In recent years the Business Council of Australia (BCA) has drawn attention to the importance of the availability of a well-trained supply of employees for the Australian workplace. Specifically the BCA highlighted the benefits of a quality education imparting skills in the areas of collaboration, teamwork and leadership all of which greatly assist the effective practice of creativity, innovation and strategy (Lahey 2006a). The BCA has called for Australian Universities to do more to assist the development of these skills in Australian workers. Skills the BCA highlighted as important are the same skills as highlighted by management thought leaders - such as Henry Mintzberg, Kenichi Ohmae, Tom Peters, Robert Waterman, and British experts Richard Whittington and Loizos Heracleous - which are skills required for strategy making. This convergence of insight caught the attention of faculty at RMIT University (RMIT) and Central Queensland University (CQU) providing part of the motivation for this paper. Recent literature also indicates that these skills are of interest to management educators globally (Rubin and Dierdorff 2009).

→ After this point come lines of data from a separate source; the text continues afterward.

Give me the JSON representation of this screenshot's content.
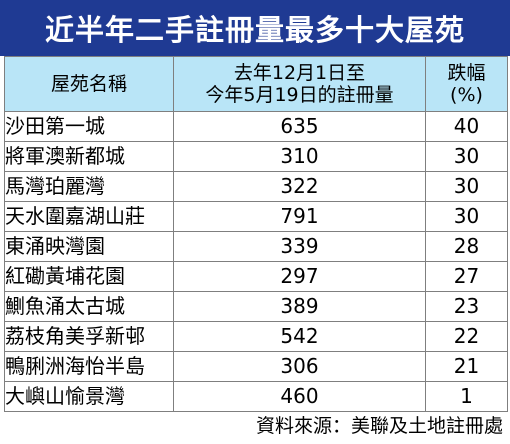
{
  "title": "近半年二手註冊量最多十大屋苑",
  "header": {
    "name": "屋苑名稱",
    "volume_line1": "去年12月1日至",
    "volume_line2": "今年5月19日的註冊量",
    "drop_line1": "跌幅",
    "drop_line2": "(%)"
  },
  "rows": [
    {
      "name": "沙田第一城",
      "volume": "635",
      "drop": "40"
    },
    {
      "name": "將軍澳新都城",
      "volume": "310",
      "drop": "30"
    },
    {
      "name": "馬灣珀麗灣",
      "volume": "322",
      "drop": "30"
    },
    {
      "name": "天水圍嘉湖山莊",
      "volume": "791",
      "drop": "30"
    },
    {
      "name": "東涌映灣園",
      "volume": "339",
      "drop": "28"
    },
    {
      "name": "紅磡黃埔花園",
      "volume": "297",
      "drop": "27"
    },
    {
      "name": "鰂魚涌太古城",
      "volume": "389",
      "drop": "23"
    },
    {
      "name": "荔枝角美孚新邨",
      "volume": "542",
      "drop": "22"
    },
    {
      "name": "鴨脷洲海怡半島",
      "volume": "306",
      "drop": "21"
    },
    {
      "name": "大嶼山愉景灣",
      "volume": "460",
      "drop": "1"
    }
  ],
  "source": "資料來源：美聯及土地註冊處",
  "colors": {
    "title_bg": "#1f3a93",
    "header_bg": "#b9e5f7"
  }
}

The teaching of sound strategy-making skills is a complex task as it requires the integration of 'hard' financial and operational skills with 'soft' creative, people-oriented collaborative, teamwork and leadership skills executed at the right time, in the right balance and in the right measure (De Wit & Meyer 2010). This skill set is made even more difficult to teach and impart as its practice varies according to the firm and industry setting (O'Shannassy 2005). As a consequence there are three aims for this paper. The first aim is to provide learning from a broad synthesis of insight on the teaching of strategy- making in business schools, including identification of the required 'hard' and 'soft' skills and the usefulness or otherwise of case study analysis in a business school setting. The second aim is to explore two case studies in Australian Universities demonstrating practice in this critical area of business education and making further suggestions for improvement. The third aim is to provide a meaningful discussion of the implications for theory and practice in relation to the teaching of strategic management from the learning from the literature review and the two case studies, including fresh suggestions for improvement of future teaching and research in this area. In this way, the paper participates in an important conversation in the academic, business and consulting community on strategic management curriculum content, teaching practice and assessment in MBA programs.

BACKGROUND

The current debate on the role of business schools in developing managers indicates that past practices in management education need to be scrutinised and reviewed with a view to improved capabilities in graduating students (Gosling & Mintzberg 2004, 2006; Pfeffer & Fong 2002, 2004; Rubin and Dierdorff 2009).